ATLANTA — While Florida debates (and likely passes) on legislation to expand gambling in the state, Georgia is heading in the other direction.

Ron Stephens, Republican from Savannah and Chairman of the House Economic Development and Tourism Committee, has introduced a constitutional amendment to legalize gambling to casinos and horse racing.  The objective of the bill would be to enhance HOPE Scholarship and Pre-K funding.

Stephens suggests the revenue from a single “destination” casino would earn the state more than $250 million a year.  They see the Georgia Lottery as overseeing the approval of up to 6 casinos which would earn over $1 billion annually.

A gaming company who supports the amendment, has suggested the proposal would generate 10,000 construction jobs and another 10,000 permanent jobs.

Coincidentally, the location Stephens sees as a first consideration is Hutchinson Island in Savannah.  He envisions a casino adjacent to the Convention Center on Hutchinson Island, directly across from the Savannah Riverfront.

It’s too late for a vote this session, but Stephens believes the extra time will allow for more debate and consideration in time for January 2016 and the start of a new session.  There’s also bound to be plenty of opposition to this measure, which has been successful in thwarting similar proposals in the past.

Opposition groups have warned that casinos spawn crime and prey on the poor and desperate.  Further, horse owners and breeders oppose casinos being attached to horse racing legislation, noting most horse betting occurs on races seen online.

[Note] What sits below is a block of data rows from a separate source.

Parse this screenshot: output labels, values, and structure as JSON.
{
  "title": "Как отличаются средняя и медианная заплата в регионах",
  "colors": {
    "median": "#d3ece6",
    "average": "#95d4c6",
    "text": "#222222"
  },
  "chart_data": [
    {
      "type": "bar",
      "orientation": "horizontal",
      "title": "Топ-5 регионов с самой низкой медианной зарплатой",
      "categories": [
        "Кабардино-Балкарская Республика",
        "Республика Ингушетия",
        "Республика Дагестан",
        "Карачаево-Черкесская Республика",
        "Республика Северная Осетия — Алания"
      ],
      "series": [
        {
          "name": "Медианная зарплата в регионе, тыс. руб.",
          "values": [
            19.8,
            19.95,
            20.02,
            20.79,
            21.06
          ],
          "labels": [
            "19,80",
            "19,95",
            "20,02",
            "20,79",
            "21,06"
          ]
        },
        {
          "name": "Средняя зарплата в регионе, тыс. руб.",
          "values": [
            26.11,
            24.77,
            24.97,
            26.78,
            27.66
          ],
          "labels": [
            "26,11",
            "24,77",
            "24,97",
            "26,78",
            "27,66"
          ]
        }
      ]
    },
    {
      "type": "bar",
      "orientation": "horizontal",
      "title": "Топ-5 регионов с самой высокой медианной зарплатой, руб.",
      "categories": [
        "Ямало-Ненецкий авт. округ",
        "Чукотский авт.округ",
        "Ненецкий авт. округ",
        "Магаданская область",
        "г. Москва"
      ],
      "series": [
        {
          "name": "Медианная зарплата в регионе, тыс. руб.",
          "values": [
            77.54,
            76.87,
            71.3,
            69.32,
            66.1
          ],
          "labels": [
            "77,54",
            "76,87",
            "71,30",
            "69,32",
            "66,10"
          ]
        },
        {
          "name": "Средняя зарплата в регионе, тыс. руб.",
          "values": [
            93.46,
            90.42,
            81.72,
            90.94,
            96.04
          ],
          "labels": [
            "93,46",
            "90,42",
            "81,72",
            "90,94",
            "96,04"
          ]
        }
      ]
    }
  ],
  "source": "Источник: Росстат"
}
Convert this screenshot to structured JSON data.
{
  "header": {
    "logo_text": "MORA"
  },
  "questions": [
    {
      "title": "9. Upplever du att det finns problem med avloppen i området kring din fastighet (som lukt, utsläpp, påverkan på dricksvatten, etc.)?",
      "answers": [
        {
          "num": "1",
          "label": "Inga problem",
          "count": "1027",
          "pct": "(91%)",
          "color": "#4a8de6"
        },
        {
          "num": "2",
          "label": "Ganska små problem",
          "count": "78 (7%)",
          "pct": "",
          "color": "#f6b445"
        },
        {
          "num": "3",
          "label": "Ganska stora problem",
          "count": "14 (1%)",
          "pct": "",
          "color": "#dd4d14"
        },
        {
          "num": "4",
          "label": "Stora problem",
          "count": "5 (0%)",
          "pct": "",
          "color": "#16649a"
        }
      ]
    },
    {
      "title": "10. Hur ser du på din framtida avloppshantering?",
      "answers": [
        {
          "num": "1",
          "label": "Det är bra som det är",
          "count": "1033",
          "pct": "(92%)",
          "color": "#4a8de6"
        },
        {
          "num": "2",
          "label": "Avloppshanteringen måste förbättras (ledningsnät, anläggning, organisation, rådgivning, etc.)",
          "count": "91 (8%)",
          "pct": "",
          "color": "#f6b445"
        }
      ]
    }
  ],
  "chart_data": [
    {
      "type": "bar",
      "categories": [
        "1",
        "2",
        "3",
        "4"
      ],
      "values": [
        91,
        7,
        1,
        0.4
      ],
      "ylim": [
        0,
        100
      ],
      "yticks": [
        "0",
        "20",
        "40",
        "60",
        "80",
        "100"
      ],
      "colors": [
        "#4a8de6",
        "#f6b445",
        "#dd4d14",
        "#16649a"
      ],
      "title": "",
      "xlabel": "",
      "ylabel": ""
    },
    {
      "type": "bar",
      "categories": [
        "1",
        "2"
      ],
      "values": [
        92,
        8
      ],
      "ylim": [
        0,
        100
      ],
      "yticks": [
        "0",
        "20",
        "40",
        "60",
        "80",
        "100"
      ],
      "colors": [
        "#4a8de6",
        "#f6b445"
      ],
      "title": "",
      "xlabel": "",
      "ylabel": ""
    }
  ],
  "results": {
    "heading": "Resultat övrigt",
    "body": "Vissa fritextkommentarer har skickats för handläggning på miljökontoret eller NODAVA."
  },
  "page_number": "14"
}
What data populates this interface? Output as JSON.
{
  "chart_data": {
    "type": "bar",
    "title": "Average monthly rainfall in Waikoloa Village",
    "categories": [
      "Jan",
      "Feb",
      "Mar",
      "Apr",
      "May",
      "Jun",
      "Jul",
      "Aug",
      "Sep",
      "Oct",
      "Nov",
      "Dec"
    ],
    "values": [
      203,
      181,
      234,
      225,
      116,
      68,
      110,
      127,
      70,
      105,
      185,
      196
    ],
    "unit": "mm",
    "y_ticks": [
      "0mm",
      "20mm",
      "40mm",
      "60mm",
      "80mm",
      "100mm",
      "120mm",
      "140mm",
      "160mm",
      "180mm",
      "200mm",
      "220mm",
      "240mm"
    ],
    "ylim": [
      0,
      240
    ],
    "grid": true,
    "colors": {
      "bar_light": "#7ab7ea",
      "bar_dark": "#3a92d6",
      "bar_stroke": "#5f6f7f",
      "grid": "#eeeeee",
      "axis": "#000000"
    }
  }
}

Supporters note the location in a major tourist area, like Savannah, means tourists and convention attendees will be the target audience, not the poor.  They also note development of this type actually benefits urban areas through neighborhood rehabilitation.

Governor Nathan Deal, according to reports, is opposed to expanding gambling outside the state lottery, which is why the constitutional amendment route is being taken by Stephens.  There is no veto of a constitutional amendment possible.

If passed by the legislature, voters would make the final decision at the ballot box after a 2/3 majority approval.